Playing in the Field
Dr Joe Dispenza | 11 December 2015
In Chicago this summer, the band the Grateful Dead celebrated their 50th anniversary with three sold out concerts at Soldier Field Stadium. Love’em, hate’em, or don’t understand’em, it’s a commendable achievement of longevity, devotion, practice, and fruition.
One of the band’s popular songs was called Playing In the Band. Famous for their improvisational jams, the Grateful Dead’s studio version released in 1971 ran 4:37, yet when played live, the band could extend the song from 15-30 minutes—and sometimes even longer.
Like most songs, or even art for that matter, creation begins with structure. Let’s say for argument’s sake a song has a four bar beat, a chorus, a refrain, and a hook. To get to that moment of improvisation requires practice and structure, but when mastered the practice and structure becomes a launch pad for improvisation. When the band enters into that unknown, all of the musician’s practice takes over and the structure that held it together disappears into feeling and listening. In that feeling and listening there is nothing but Being, and in that Being the musicians meld into one consciousness to create music. This is the concept of emergence. The band is, one could argue, tuned into a frequency—or a possibility—in the Quantum Field.
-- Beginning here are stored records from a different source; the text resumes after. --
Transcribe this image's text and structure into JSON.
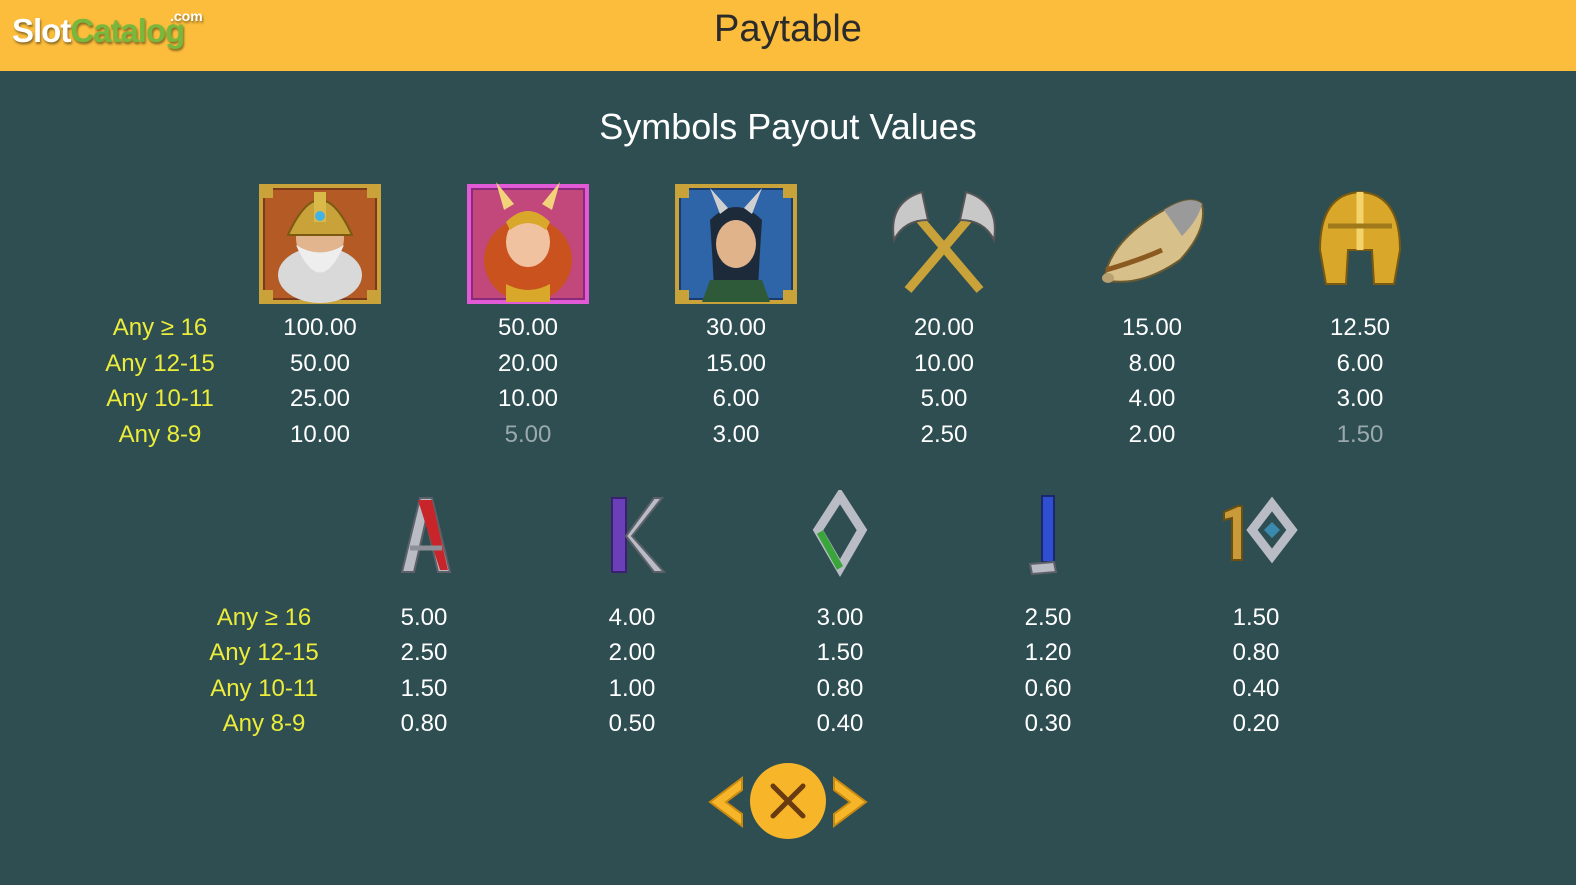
{
  "header": {
    "logo_part1": "Slot",
    "logo_part2": "Catalog",
    "logo_part3": ".com",
    "title": "Paytable"
  },
  "section_title": "Symbols Payout Values",
  "top_table": {
    "row_labels": [
      "Any ≥ 16",
      "Any 12-15",
      "Any 10-11",
      "Any 8-9"
    ],
    "symbols": [
      {
        "icon": "odin-icon",
        "values": [
          "100.00",
          "50.00",
          "25.00",
          "10.00"
        ]
      },
      {
        "icon": "freya-icon",
        "values": [
          "50.00",
          "20.00",
          "10.00",
          "5.00"
        ]
      },
      {
        "icon": "loki-icon",
        "values": [
          "30.00",
          "15.00",
          "6.00",
          "3.00"
        ]
      },
      {
        "icon": "crossed-axes-icon",
        "values": [
          "20.00",
          "10.00",
          "5.00",
          "2.50"
        ]
      },
      {
        "icon": "horn-icon",
        "values": [
          "15.00",
          "8.00",
          "4.00",
          "2.00"
        ]
      },
      {
        "icon": "helmet-icon",
        "values": [
          "12.50",
          "6.00",
          "3.00",
          "1.50"
        ]
      }
    ]
  },
  "bottom_table": {
    "row_labels": [
      "Any ≥ 16",
      "Any 12-15",
      "Any 10-11",
      "Any 8-9"
    ],
    "symbols": [
      {
        "icon": "rune-a-icon",
        "values": [
          "5.00",
          "2.50",
          "1.50",
          "0.80"
        ]
      },
      {
        "icon": "rune-k-icon",
        "values": [
          "4.00",
          "2.00",
          "1.00",
          "0.50"
        ]
      },
      {
        "icon": "rune-q-icon",
        "values": [
          "3.00",
          "1.50",
          "0.80",
          "0.40"
        ]
      },
      {
        "icon": "rune-j-icon",
        "values": [
          "2.50",
          "1.20",
          "0.60",
          "0.30"
        ]
      },
      {
        "icon": "rune-10-icon",
        "values": [
          "1.50",
          "0.80",
          "0.40",
          "0.20"
        ]
      }
    ]
  },
  "navigation": {
    "prev_icon": "chevron-left-icon",
    "close_icon": "close-icon",
    "next_icon": "chevron-right-icon"
  },
  "colors": {
    "background": "#2e4e52",
    "header": "#fbbd3b",
    "label": "#ecec3a",
    "value": "#ffffff",
    "accent": "#f7b52a"
  }
}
No matter what type of artist you speak to, whether it’s a musician, a writer, a painter, or even an athlete, it is this state of Being that they would all agree they are trying to achieve—that moment when everything fades away and their art simply flows through them. In the example of improvisation, in the connected field when say five musician’s minds become one, they are not stressing about hitting the right note or what (and sometimes who) they will be doing after the show. In this state, no past, no future, and no personality exist. The music is providing instant feedback and that feedback is what opens doors to trust the next moment.
This is what our work and research demonstrates. In these moments of coherence, we attune our minds to be a conduit through which we download possibilities from the Field. Bob Dylan demonstrated this perfectly when he said in a 1962 interview with Sing Out! magazine, "The songs are there. They exist all by themselves just waiting for someone to write them down. I just put them down on paper. If I didn't do it, somebody else would." Imagine what we could create and achieve if we got out of our own way and let the goodness flow to us?
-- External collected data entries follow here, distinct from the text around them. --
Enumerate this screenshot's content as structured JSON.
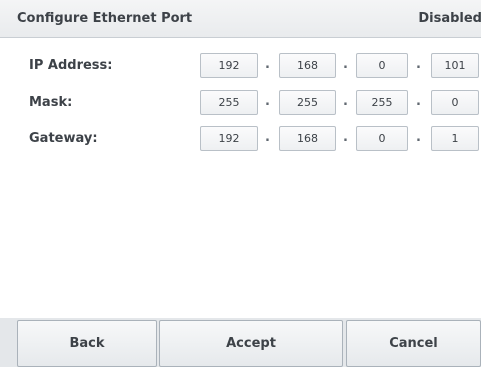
{
  "header": {
    "title": "Configure Ethernet Port",
    "status": "Disabled"
  },
  "fields": [
    {
      "label": "IP Address:",
      "octets": [
        "192",
        "168",
        "0",
        "101"
      ]
    },
    {
      "label": "Mask:",
      "octets": [
        "255",
        "255",
        "255",
        "0"
      ]
    },
    {
      "label": "Gateway:",
      "octets": [
        "192",
        "168",
        "0",
        "1"
      ]
    }
  ],
  "separator": ".",
  "buttons": {
    "back": "Back",
    "accept": "Accept",
    "cancel": "Cancel"
  }
}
I think this is a good metaphor for meditation. In our workshops, I’m simply the conductor of a beautiful orchestra made up of all of you. When we breathe, we are tuning our instrument. When we enter into a space of open focus, we are playing the song we’ve rehearsed thousands of times. And when we surrender into the field, we are moving into the improvisational unknown. This is the place from where all creation comes from—when we step outside of our familiar state of mind and trust in the unknown.
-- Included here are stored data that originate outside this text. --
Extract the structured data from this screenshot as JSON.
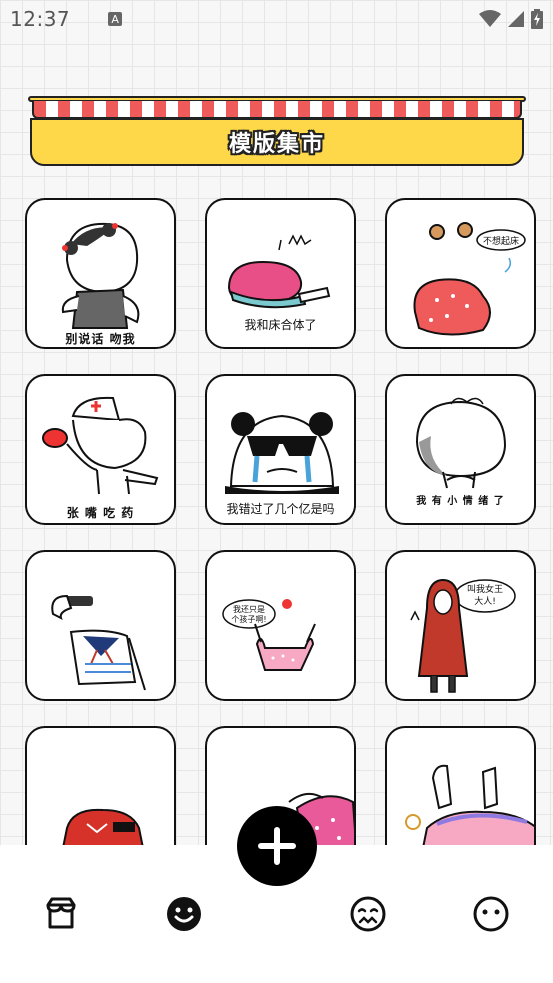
{
  "status_bar": {
    "time": "12:37",
    "notification_icon": "A",
    "icons": [
      "wifi-icon",
      "signal-icon",
      "battery-icon"
    ]
  },
  "banner": {
    "title": "模版集市"
  },
  "cards": [
    {
      "caption": "别说话 吻我",
      "icon": "girl-buns-sticker"
    },
    {
      "caption": "我和床合体了",
      "icon": "lying-under-blanket-sticker"
    },
    {
      "caption": "不想起床",
      "icon": "curled-blanket-sticker"
    },
    {
      "caption": "张 嘴 吃 药",
      "icon": "nurse-pill-sticker"
    },
    {
      "caption": "我错过了几个亿是吗",
      "icon": "crying-panda-sticker"
    },
    {
      "caption": "我 有 小 情 绪 了",
      "icon": "sulking-head-sticker"
    },
    {
      "caption": "",
      "icon": "salute-sailor-sticker"
    },
    {
      "caption": "我还只是个孩子啊!",
      "icon": "child-pink-shirt-sticker"
    },
    {
      "caption": "叫我女王大人!",
      "icon": "red-hood-queen-sticker"
    },
    {
      "caption": "",
      "icon": "red-sweater-sticker"
    },
    {
      "caption": "",
      "icon": "pink-pillow-sticker"
    },
    {
      "caption": "",
      "icon": "bed-clock-sticker"
    }
  ],
  "fab": {
    "icon": "plus-icon"
  },
  "bottom_nav": [
    {
      "icon": "store-icon",
      "active": false
    },
    {
      "icon": "smiley-icon",
      "active": true
    },
    {
      "icon": "sad-face-icon",
      "active": false
    },
    {
      "icon": "neutral-face-icon",
      "active": false
    }
  ],
  "colors": {
    "banner_yellow": "#ffd84a",
    "awning_red": "#ef5b5b",
    "ink": "#111111",
    "fab": "#000000"
  }
}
Just as the concept of emergence works in musical improvisation, this is what we’re actually doing at our workshops and this is why we produce incredible results. We are—queue the music—playing in the field.
In this version of the Grateful Dead’s song Playing In the Band, the improvisation begins at 2:50. This is the musical representation of what our brains do when we drop into the unknown and we go into la-la land. Creating music is most certainly a meditation, and these musicians are experienced meditators in their own right.